The Last Post Ceremony commemorating the service of (2430) Private Leslie Moxey, 35th Battalion (Infantry), First World War

Accession Number PAFU2013/079.01
Collection type Film
Object type Last Post film
Physical description 16:9
Maker Australian War Memorial
Place made Australia: Australian Capital Territory, Canberra, Campbell
Date made 12 October 2013
Access Open
Conflict First World War, 1914-1918
Copyright Item copyright: © Australian War Memorial
Creative Commons License This item is licensed under CC BY-NC
Copying Provisions Copy provided for personal non-commercial use
Description

The Last Post Ceremony is presented in the Commemorative area of the Australian War Memorial each day. The ceremony commemorates more than 102,000 Australians who have given their lives in war and other operations and whose names are recorded on the Roll of Honour. At each ceremony the story behind one of the names on the Roll of Honour is told. Hosted by Nadrew Smith, the story for this day was on (2430) Private Leslie Moxey, 35th Battalion (Infantry), First World War.

Speech transcript

2430 Private Leslie Moxey, 35th Battalion
KIA 7 June 1917
Photograph: P09326.001

Story delivered 12 October 2013

Today, we remember and pay tribute to Private Leslie Moxey.

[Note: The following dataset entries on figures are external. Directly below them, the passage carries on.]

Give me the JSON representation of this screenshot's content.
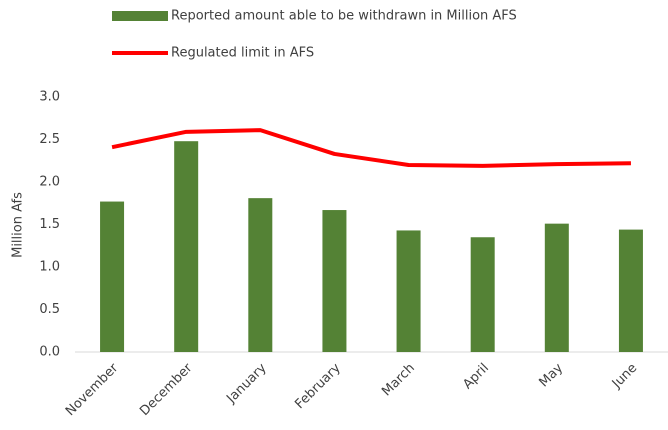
{
  "chart_data": {
    "type": "bar",
    "y_label": "Million Afs",
    "categories": [
      "November",
      "December",
      "January",
      "February",
      "March",
      "April",
      "May",
      "June"
    ],
    "series": [
      {
        "name": "Reported amount able to be withdrawn in Million AFS",
        "type": "bar",
        "color": "#548235",
        "values": [
          1.77,
          2.48,
          1.81,
          1.67,
          1.43,
          1.35,
          1.51,
          1.44
        ]
      },
      {
        "name": "Regulated limit in AFS",
        "type": "line",
        "color": "#ff0000",
        "values": [
          2.41,
          2.59,
          2.61,
          2.33,
          2.2,
          2.19,
          2.21,
          2.22
        ]
      }
    ],
    "ylim": [
      0,
      3
    ],
    "yticks": [
      {
        "value": 0,
        "label": "0.0"
      },
      0.5,
      {
        "value": 1,
        "label": "1.0"
      },
      1.5,
      {
        "value": 2,
        "label": "2.0"
      },
      2.5,
      {
        "value": 3,
        "label": "3.0"
      }
    ],
    "grid": false
  }
}
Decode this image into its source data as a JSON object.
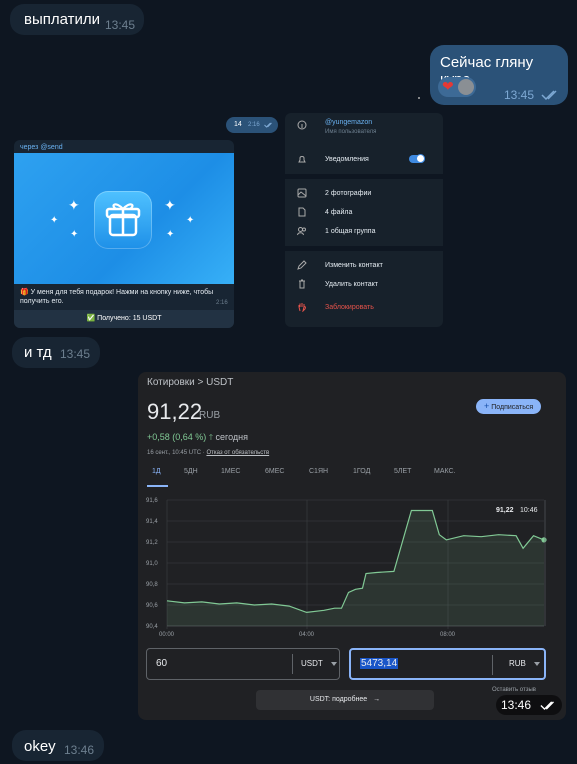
{
  "messages": {
    "m1": {
      "text": "выплатили",
      "time": "13:45"
    },
    "m2": {
      "text": "Сейчас гляну курс.",
      "time": "13:45"
    },
    "m3": {
      "text": "и тд",
      "time": "13:45"
    },
    "m4": {
      "text": "okey",
      "time": "13:46"
    }
  },
  "forward_badge": {
    "count": "14",
    "time": "2:16"
  },
  "gift": {
    "via": "через @send",
    "text": "🎁 У меня для тебя подарок! Нажми на кнопку ниже, чтобы получить его.",
    "time": "2:16",
    "button": "✅ Получено: 15 USDT"
  },
  "menu": {
    "username": "@yungemazon",
    "username_caption": "Имя пользователя",
    "notifications": "Уведомления",
    "photos": "2 фотографии",
    "files": "4 файла",
    "groups": "1 общая группа",
    "edit": "Изменить контакт",
    "delete": "Удалить контакт",
    "block": "Заблокировать"
  },
  "finance": {
    "breadcrumb": "Котировки > USDT",
    "price": "91,22",
    "currency": "RUB",
    "subscribe": "Подписаться",
    "change": "+0,58 (0,64 %)",
    "change_arrow": "🡑",
    "change_period": "сегодня",
    "date": "16 сент., 10:45 UTC ·",
    "disclaimer": "Отказ от обязательств",
    "tabs": [
      "1Д",
      "5ДН",
      "1МЕС",
      "6МЕС",
      "С1ЯН",
      "1ГОД",
      "5ЛЕТ",
      "МАКС."
    ],
    "active_tab": "1Д",
    "amount_from": "60",
    "unit_from": "USDT",
    "amount_to": "5473,14",
    "unit_to": "RUB",
    "feedback": "Оставить отзыв",
    "more_button": "USDT: подробнее",
    "stamp_time": "13:46",
    "chart_label_value": "91,22",
    "chart_label_time": "10:46"
  },
  "colors": {
    "background": "#0e1621",
    "bubble_in": "#182533",
    "bubble_out": "#2b5278",
    "card": "#202124",
    "line": "#81c995",
    "accent": "#8ab4f8"
  },
  "chart_data": {
    "type": "line",
    "title": "",
    "xlabel": "",
    "ylabel": "",
    "y_ticks": [
      "91,6",
      "91,4",
      "91,2",
      "91,0",
      "90,8",
      "90,6",
      "90,4"
    ],
    "x_ticks": [
      "00:00",
      "04:00",
      "08:00"
    ],
    "ylim": [
      90.4,
      91.6
    ],
    "x": [
      0,
      0.5,
      1,
      1.5,
      2,
      2.5,
      3,
      3.5,
      4,
      4.5,
      4.8,
      5,
      5.2,
      5.4,
      5.6,
      5.7,
      6,
      6.5,
      7,
      7.5,
      7.6,
      7.8,
      8,
      8.5,
      9,
      9.5,
      10,
      10.2,
      10.5,
      10.8
    ],
    "y": [
      90.64,
      90.62,
      90.63,
      90.61,
      90.62,
      90.6,
      90.61,
      90.59,
      90.53,
      90.55,
      90.57,
      90.57,
      90.72,
      90.75,
      90.76,
      90.9,
      90.91,
      90.92,
      91.5,
      91.5,
      91.5,
      91.27,
      91.22,
      91.26,
      91.25,
      91.27,
      91.26,
      91.14,
      91.26,
      91.22
    ],
    "grid": true,
    "legend": "none"
  }
}
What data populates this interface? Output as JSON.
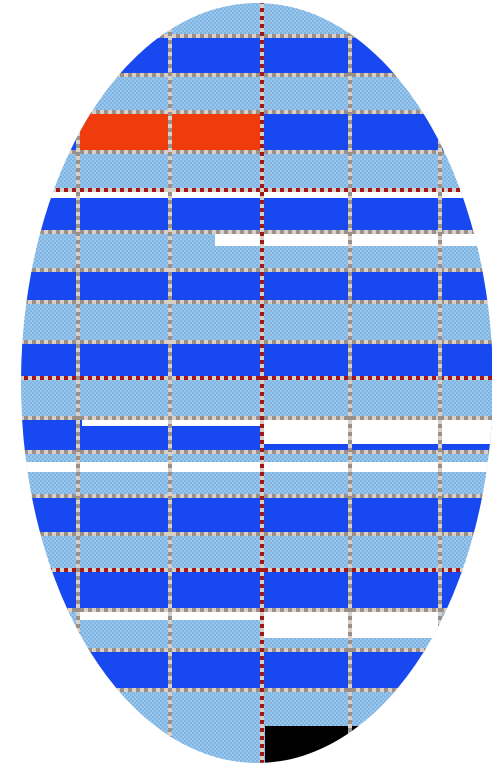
{
  "colors": {
    "background": "#ffffff",
    "dark_blue": "#1848f0",
    "light_blue": "#94c8f0",
    "stipple": "#3a5890",
    "white": "#ffffff",
    "red": "#f03c0c",
    "black": "#000000",
    "grid_stitch": "#9a9088",
    "grid_light": "#d8d0c8",
    "rule_red": "#a01818"
  },
  "bands": [
    {
      "fill": "light_blue"
    },
    {
      "fill": "dark_blue"
    },
    {
      "fill": "light_blue"
    },
    {
      "fill": "dark_blue"
    },
    {
      "fill": "light_blue"
    },
    {
      "fill": "dark_blue"
    },
    {
      "fill": "light_blue"
    },
    {
      "fill": "dark_blue"
    },
    {
      "fill": "light_blue"
    },
    {
      "fill": "dark_blue"
    },
    {
      "fill": "light_blue"
    },
    {
      "fill": "dark_blue"
    },
    {
      "fill": "light_blue"
    },
    {
      "fill": "dark_blue"
    },
    {
      "fill": "light_blue"
    },
    {
      "fill": "dark_blue"
    },
    {
      "fill": "light_blue"
    },
    {
      "fill": "dark_blue"
    },
    {
      "fill": "light_blue"
    }
  ]
}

Leslie Moxey was born in Williamtown, north of Newcastle, New South Wales. He was working as a labourer in July 1916 when he enlisted in the Australian Imperial Force, a month before his 30th birthday. After a period of training in Australia, he was sent overseas with the 4th reinforcements to the 35th Battalion.

After a further period of training in England, Moxey joined the 35th Battalion in the field on 25 May 1917. Just two weeks after Moxey arrived, the battalion participated in the battle of Messines. After three days of heavy artillery, the Allies blew up 19 mines under the German positions on the ridge. Despite thousands of German casualties from the mine blasts, and thousands more taken prisoner, the battle raged on for another week.

Private Leslie Moxey was killed in action on the first day of the operation. The manner of his death is unrecorded. He was hurriedly buried in what had been no-man's land before the attack. After the war, his grave was found and exhumed, and today he is buried in the Strand Military Cemetery, Belgium. Leslie Moxey never saw his 31st birthday.

Leslie's name was carried with pride by his nephew, and then his nephew's son. Another generation on, and Leslie's name is still a part of family tradition. He was not forgotten by those who loved him most, nor is he forgotten by the country he served.

His name is listed on the Roll of Honour on my right, along with more than 60,000 others from the First World War, and his photograph is displayed today beside the Pool of Reflection.

This is but one of the many stories of courage and sacrifice told here at the Australian War Memorial. We now remember Private Leslie Moxey, and all those Australians who have given their lives in the service of our nation.